Absolute mortality rates in the present study were similar to the results of age-comparable studies from the UK and USA [4, 7, 8], but lower than found in a study from Switzerland [9]. Similar to other studies, the highest SMRs were found in the youngest age groups. However, while a young person diagnosed with type 1 diabetes has a very high SMR for all-cause mortality, their absolute risk is still relatively low because the background rate is low. Mortality among patients with nephropathy is somewhat lower than in other studies, which is probably due to the inclusion of microalbuminuria in the diagnostic criteria for nephropathy.

This study provides the most recent data on time trends in mortality rates with information available until the end of 2010. A few studies have reported a decrease in mortality rates in type 1 diabetes, particularly due to a decrease in late diabetic complications [810]. Some studies have reported no change, or an increase, in mortality rate [1, 11, 12]. This is partly a result of differences between populations and criteria for the definition of diabetes, but also a result of discrepancies in the duration of diabetes as well as differences in the time period between the studies.

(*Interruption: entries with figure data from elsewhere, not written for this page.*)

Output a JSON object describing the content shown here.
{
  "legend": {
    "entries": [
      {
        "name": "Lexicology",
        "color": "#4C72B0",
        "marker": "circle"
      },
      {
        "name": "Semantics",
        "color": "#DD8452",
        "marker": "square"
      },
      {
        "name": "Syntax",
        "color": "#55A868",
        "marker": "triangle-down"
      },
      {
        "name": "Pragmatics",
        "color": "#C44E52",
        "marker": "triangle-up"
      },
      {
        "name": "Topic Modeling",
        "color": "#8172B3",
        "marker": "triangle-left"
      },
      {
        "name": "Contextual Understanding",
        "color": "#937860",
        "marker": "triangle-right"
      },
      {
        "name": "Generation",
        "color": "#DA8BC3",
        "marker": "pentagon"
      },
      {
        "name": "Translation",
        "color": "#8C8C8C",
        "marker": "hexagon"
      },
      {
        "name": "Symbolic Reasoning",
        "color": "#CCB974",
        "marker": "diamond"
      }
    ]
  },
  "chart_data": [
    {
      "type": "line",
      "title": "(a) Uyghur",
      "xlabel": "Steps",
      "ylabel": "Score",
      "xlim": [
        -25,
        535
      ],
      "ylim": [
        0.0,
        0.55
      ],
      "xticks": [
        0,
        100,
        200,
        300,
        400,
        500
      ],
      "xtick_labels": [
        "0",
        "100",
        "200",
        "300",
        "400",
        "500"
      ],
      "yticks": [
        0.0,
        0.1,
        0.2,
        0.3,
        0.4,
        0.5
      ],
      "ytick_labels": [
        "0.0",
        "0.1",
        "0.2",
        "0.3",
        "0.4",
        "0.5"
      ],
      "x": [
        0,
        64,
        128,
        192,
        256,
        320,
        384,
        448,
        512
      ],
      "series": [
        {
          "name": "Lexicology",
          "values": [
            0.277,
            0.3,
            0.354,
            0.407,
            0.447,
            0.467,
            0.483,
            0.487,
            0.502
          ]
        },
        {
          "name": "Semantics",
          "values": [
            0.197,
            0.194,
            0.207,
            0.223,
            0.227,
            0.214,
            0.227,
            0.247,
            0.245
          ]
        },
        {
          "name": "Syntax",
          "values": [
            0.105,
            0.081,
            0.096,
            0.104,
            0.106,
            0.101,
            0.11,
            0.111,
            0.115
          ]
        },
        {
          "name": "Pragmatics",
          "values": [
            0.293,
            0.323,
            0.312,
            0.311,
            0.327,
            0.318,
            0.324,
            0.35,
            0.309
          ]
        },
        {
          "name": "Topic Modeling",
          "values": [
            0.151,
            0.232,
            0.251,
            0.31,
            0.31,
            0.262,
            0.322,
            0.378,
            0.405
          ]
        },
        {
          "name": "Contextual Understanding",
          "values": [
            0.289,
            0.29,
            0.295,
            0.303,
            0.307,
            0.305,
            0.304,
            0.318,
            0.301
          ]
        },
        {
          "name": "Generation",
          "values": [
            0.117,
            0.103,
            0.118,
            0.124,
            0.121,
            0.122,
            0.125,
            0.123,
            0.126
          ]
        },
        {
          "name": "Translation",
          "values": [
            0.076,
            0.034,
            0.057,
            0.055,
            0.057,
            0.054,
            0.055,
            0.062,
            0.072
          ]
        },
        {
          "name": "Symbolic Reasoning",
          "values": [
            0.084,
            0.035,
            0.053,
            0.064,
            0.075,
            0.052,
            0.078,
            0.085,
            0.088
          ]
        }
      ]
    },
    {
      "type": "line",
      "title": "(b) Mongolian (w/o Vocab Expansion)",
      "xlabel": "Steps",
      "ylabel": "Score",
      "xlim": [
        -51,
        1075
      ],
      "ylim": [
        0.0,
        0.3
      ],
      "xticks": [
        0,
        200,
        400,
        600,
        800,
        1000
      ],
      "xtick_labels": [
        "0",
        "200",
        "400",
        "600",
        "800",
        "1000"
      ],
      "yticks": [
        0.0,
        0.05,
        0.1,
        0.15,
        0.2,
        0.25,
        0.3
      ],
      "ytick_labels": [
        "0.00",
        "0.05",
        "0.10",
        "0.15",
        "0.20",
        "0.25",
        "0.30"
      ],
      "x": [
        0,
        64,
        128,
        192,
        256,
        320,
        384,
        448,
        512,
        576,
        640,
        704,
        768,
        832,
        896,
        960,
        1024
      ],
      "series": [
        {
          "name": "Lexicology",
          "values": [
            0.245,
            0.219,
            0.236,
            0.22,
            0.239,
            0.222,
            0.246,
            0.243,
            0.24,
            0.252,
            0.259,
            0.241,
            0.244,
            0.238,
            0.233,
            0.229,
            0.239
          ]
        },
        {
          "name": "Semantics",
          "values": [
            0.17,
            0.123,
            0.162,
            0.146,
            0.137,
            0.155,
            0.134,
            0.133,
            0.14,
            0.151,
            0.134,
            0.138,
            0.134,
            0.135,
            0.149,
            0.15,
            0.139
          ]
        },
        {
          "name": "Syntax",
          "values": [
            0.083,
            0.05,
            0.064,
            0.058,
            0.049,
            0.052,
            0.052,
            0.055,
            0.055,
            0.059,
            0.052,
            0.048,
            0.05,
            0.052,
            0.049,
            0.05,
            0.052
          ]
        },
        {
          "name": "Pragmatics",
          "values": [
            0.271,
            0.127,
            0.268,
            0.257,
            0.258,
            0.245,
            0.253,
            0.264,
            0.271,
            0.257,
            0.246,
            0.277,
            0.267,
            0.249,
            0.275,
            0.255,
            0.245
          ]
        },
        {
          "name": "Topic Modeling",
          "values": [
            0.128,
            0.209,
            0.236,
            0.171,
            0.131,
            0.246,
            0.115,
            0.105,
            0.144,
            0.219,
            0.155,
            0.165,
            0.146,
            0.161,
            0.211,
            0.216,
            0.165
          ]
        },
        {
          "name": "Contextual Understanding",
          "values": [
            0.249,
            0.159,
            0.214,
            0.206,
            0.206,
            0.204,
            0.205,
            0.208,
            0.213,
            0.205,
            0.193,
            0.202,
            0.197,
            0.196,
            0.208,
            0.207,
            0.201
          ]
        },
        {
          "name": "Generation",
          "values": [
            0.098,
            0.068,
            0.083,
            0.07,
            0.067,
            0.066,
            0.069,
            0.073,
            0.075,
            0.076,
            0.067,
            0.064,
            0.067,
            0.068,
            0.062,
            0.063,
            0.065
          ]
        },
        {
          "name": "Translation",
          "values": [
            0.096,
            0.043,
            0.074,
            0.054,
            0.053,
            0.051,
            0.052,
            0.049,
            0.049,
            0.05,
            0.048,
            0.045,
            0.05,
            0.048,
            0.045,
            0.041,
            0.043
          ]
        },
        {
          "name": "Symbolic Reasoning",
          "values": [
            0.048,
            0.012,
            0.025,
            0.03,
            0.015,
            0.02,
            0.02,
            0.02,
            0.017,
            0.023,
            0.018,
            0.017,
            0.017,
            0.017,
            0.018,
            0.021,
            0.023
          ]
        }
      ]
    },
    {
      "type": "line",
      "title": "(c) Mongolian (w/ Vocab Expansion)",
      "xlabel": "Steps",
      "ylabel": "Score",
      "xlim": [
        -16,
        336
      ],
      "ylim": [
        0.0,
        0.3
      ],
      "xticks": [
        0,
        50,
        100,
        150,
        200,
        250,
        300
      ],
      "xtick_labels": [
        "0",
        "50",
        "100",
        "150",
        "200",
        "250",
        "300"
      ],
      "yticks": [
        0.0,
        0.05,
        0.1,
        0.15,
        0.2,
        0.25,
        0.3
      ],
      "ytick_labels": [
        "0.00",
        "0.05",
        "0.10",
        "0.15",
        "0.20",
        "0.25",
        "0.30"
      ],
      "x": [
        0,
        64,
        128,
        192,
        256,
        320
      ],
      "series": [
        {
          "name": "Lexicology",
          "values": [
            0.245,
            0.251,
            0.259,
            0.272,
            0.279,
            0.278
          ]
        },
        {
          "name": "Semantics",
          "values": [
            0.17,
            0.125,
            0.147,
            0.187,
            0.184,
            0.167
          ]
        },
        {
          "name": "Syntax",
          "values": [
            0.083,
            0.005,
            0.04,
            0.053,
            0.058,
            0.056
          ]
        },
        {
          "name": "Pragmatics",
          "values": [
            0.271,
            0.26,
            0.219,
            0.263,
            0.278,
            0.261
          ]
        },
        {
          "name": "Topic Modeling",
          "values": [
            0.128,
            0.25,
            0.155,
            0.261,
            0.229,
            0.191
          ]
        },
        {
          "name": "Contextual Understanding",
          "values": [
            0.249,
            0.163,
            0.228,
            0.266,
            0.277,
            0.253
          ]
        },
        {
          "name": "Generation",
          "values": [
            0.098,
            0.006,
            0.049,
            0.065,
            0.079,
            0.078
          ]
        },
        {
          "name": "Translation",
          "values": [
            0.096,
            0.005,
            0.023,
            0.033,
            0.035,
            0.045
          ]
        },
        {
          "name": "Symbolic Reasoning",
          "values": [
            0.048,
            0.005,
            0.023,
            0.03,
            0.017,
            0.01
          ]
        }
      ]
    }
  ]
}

Strengths and limitations of the study

The strength of this study is the unselected population-based design, the precise information about diabetes type and complication status, and the precise estimates of mortality rates. Information on older patients with type 1 diabetes, including those diagnosed after the age of 30, is particularly scarce in the literature. The main limitation is the relatively small sample of patients with type 1 diabetes. A second limitation is that the information on causes of death is based on death certificates rather than investigation of medical records. Third, the reference population includes the remaining estimated 20,000 patients with type 1 diabetes in Denmark; however, the small number of patients is unlikely to influence total mortality rates in the background population. The extent to which the remaining increased mortality risk is due to increased metabolic risk or lifestyle factors is not possible to determine because this information on these risk factors was not available.

In conclusion, the study reveals that (1) the absolute and relative mortality rates in patients with type 1 diabetes have decreased over the last 10 years, and more rapidly than in the background population, and (2) the high mortality rate in patients with type 1 diabetes is largely related to long-term diabetes complications.